For the pros, the camera sports a 1/1.7-inch sensor and 20mm f/1.8 lens, offering a superb picture that’s slightly better than the original. It still records 4K 60fps video at 100Mbps, and there’s an HDR video mode on the way (it hasn’t launched yet, sadly).
Pro controls are also fully accessible from the Pocket 2, so you can tinker with the shutter speed, EV, focus mode and ISO of 100 to 6400. New is the ability to adjust the follow focus speed and pause recordings, making this even more of a creator’s one-stop-shop for video.
The zoom modes were a surprise we didn’t see coming. They allow you to punch in 4x lossless at 16MP and 1080p; 3x on 2.7k video; and 2x on 4K video.

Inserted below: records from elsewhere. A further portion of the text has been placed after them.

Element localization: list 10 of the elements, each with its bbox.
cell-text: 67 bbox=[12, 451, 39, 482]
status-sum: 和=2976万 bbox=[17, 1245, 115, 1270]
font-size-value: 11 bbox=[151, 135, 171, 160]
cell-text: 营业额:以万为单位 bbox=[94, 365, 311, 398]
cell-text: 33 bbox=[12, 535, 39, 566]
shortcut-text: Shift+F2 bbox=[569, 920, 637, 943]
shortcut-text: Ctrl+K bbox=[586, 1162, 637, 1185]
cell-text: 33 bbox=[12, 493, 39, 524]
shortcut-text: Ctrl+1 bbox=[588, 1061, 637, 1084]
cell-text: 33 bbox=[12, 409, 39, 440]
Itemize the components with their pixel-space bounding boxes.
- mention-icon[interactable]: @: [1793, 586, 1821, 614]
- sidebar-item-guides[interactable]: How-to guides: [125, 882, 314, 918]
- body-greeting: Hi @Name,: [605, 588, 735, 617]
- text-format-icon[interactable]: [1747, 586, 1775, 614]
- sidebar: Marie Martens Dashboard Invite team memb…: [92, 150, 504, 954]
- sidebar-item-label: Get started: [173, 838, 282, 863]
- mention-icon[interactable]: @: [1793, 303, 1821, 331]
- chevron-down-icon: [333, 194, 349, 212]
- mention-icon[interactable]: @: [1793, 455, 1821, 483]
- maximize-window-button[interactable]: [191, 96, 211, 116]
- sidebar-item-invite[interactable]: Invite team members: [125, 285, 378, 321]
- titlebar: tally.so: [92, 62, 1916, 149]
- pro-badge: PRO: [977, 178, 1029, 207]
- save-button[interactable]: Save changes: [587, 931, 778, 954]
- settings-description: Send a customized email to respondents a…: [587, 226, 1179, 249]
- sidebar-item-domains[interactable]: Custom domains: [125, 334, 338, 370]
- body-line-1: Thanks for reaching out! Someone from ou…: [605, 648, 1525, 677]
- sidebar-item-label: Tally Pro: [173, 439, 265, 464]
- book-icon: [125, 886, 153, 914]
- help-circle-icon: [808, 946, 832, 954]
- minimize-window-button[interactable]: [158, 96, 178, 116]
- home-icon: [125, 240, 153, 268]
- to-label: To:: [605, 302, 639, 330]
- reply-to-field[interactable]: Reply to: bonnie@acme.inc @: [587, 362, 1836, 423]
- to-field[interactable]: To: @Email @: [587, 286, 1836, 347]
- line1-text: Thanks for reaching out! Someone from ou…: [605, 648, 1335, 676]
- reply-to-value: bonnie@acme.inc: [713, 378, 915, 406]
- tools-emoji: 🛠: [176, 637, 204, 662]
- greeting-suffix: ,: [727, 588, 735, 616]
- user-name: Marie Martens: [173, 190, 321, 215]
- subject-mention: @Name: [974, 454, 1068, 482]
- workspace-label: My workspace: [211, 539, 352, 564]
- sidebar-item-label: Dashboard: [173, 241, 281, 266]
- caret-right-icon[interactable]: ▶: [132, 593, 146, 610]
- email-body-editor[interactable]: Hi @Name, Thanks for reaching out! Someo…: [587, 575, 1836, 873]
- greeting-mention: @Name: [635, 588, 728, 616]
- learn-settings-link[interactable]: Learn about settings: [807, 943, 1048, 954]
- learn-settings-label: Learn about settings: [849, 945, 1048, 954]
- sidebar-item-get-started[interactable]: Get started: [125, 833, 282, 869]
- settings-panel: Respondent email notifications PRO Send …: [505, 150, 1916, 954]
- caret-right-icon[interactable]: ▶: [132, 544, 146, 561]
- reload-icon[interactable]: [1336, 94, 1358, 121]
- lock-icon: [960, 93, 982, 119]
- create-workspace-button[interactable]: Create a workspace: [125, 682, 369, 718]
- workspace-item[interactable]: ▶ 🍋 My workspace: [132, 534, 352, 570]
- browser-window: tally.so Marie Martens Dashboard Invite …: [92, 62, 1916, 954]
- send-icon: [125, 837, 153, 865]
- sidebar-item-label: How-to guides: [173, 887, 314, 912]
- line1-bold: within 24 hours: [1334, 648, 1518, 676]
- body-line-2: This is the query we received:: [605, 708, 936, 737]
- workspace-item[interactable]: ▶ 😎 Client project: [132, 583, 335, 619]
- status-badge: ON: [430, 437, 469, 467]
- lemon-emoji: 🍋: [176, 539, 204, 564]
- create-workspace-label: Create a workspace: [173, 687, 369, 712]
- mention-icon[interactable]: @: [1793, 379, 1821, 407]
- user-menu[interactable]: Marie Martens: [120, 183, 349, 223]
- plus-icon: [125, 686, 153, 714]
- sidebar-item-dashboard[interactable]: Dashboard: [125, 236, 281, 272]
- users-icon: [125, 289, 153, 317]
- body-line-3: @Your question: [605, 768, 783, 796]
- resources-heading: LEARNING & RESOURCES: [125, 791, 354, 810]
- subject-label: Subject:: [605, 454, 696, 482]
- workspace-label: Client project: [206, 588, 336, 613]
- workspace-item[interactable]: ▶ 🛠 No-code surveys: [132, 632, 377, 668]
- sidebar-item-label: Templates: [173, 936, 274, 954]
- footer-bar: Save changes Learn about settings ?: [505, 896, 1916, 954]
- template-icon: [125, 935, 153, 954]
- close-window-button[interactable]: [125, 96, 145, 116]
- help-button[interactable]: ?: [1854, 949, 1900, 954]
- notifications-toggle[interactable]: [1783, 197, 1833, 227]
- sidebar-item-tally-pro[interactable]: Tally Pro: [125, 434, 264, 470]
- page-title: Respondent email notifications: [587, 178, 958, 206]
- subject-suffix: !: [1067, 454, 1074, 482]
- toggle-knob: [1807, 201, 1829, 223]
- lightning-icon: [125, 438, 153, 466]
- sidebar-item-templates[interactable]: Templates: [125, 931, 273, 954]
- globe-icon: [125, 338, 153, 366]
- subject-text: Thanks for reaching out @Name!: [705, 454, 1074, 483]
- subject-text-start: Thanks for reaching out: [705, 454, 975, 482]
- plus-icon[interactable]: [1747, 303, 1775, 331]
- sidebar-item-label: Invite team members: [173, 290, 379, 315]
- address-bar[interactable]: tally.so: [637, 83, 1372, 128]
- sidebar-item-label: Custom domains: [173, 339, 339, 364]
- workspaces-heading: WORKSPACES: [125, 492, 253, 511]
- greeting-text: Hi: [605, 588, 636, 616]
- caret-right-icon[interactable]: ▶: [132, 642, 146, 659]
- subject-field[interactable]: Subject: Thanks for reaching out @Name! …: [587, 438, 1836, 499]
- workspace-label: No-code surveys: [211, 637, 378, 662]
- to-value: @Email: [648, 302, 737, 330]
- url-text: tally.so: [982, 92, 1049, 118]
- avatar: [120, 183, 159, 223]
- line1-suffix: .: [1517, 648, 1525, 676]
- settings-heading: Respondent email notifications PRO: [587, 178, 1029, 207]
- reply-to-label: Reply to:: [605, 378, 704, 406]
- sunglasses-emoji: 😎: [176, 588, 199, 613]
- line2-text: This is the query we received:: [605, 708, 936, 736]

There’s also a 8x zoom on a special 64MP photo mode that doesn’t get the same treatment from any video resolution (we’d imagine for good reason).
Even more useful than how close you can get to subjects, the wide 93 degree field of view will delight vloggers who want to capture more of what’s behind them – and not cut off the tops of their heads. The original DJI Pocket was a very tight 80 degrees.
We’ll be uploading more DJI Pocket footage when as we continue to test the gimbal on our way to a full review. Stay tuned for additional silky smooth video.
This is what we need more time with than anything. DJI claims that the Pocket 2 has 140 minutes of battery, and that matches the original Pocket. But keep in mind, that was at the 1080p 30fps before, and we’d imagine it’s similar here.
There’s no user-replaceable battery, which some people argued for early on when the original Osmo Pocket came out. But so far, we’ve been fine with the Pocket 2, even when recording 4K at 60fps.
Like most people, we’re primarily recording stabilized videos in spurts. However, long monologues to the camera do require external power, like a power bank.
The DJI Pocket 2 has a little bit of something for everyone is a little package. Creators are going to love to vlog with the wider lens and larger sensor size over the original Osmo Pocket. It’s all contained in a tiny gimbal that’s easy to slip into a pocket.
But the Pocket 2 price is right for people who are simply tired of shaky smartphone camera footage, or wan to tinker with a camera that offers pro-level video quality without having to learn new tricks. Even the latest phone cameras can’t compete with the anti-shaky 4K video of the Pocket 2, and this gimbal is much harder to use than a smartphone.
Of course, the cost will add up if you spring for the creator’s kit and splurge for the extra accessories that don’t come in the box. It’s very similar to the upsell on GoPro cameras. But, the starting price is a little more affordable for DJI’s top-of-the-line pocket-sized gimbal and, so far, we’re impressed with this super-smooth sequel.